Tributes were made by two of Lane’s team-mates from the Spiders’ finest hour, the 1968 Ovens and Murray league grand final win, Fred Longmire and Jack Clancy at the funeral, which has followed soon after the passing of his wife Margaret.
Longmire described Lane as the “Jack Dyer of country football” due to the protector role he played for the talented crop of young players who helped upset Wodonga in the grand final by seven points.
“The young players in that side were able to play at their best because we all knew Laney was with us,” Longmire said.
“Respect was gained because the Corowa Spiders’ main weapon was an awareness by opposition clubs that they had an enforcer who could play great footy as well.”
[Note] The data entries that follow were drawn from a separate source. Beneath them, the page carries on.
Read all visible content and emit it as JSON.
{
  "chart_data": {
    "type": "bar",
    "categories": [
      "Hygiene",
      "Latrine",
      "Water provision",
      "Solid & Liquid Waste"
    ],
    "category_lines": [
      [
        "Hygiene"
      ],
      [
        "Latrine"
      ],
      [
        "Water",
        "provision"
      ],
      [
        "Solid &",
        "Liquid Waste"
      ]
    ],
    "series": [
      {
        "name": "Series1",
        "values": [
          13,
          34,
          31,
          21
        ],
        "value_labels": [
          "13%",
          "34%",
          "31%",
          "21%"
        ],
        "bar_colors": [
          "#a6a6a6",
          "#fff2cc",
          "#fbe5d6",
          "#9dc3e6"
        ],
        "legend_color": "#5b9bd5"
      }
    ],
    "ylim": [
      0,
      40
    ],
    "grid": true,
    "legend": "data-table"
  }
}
The 1968 premiership was among 254 matches Lane played for Corowa in a career which also included a best and fairest, O and M selection and a coaching stint.
Longmire also recounted Lane’s short-lived stint as club president which ended when he failed to get committee backing for rejecting a string of clearances.
“He resigned on the spot and walked out,” he said.
Other 1968 Corowa premiership players in attendance were Bert Tait, George Tobias, Ken Eales and Terry Phibbs.
The large crowd was also told Lane had a clearance knocked back to join Footscray by Corowa on the grounds he wasn’t guaranteed a senior match.
It came soon after he reportedly knocked out the late Ted Whitten in a practice match.
Clancy said he formed a lasting friendship with Lane when he joined Corowa.
“The family was so generous,” he said.
“We would stay at John’s on weekends and we wouldn’t bring any food because it never occurred to us we had to buy any.
“It was always there, the kids gave up their beds for us and we were made to feel part of the family.
“Any time I gave any cheek to the opposition I would make sure No.12 was in the area.
“If not I would keep my thoughts to myself.”
Clancy recalled only later in life did he and Lane discover they grew up living less than a minute apart in Melbourne.
Lane left Melbourne at the age of 13 and moved in with a family at Wahgunyah where he played in two premiership teams as a teenager before joining Corowa.
Clancy said he and Lane only had one disagreement.
It was about who should play in the ruck for Corowa – Ray Willett or the up-and-coming Bert Tait.
Lane wanted Tait and got his way.
“To say John was stubborn is a real understatement, but he had great faith in Bert and that proved to be correct,” Clancy said.
A family tribute was read by Lane’s son David and a reading was shared by grandsons, Jarred and Kaelan.
Lane was also a founding member of the Corowa Historical Society and member of the local historical machinery club.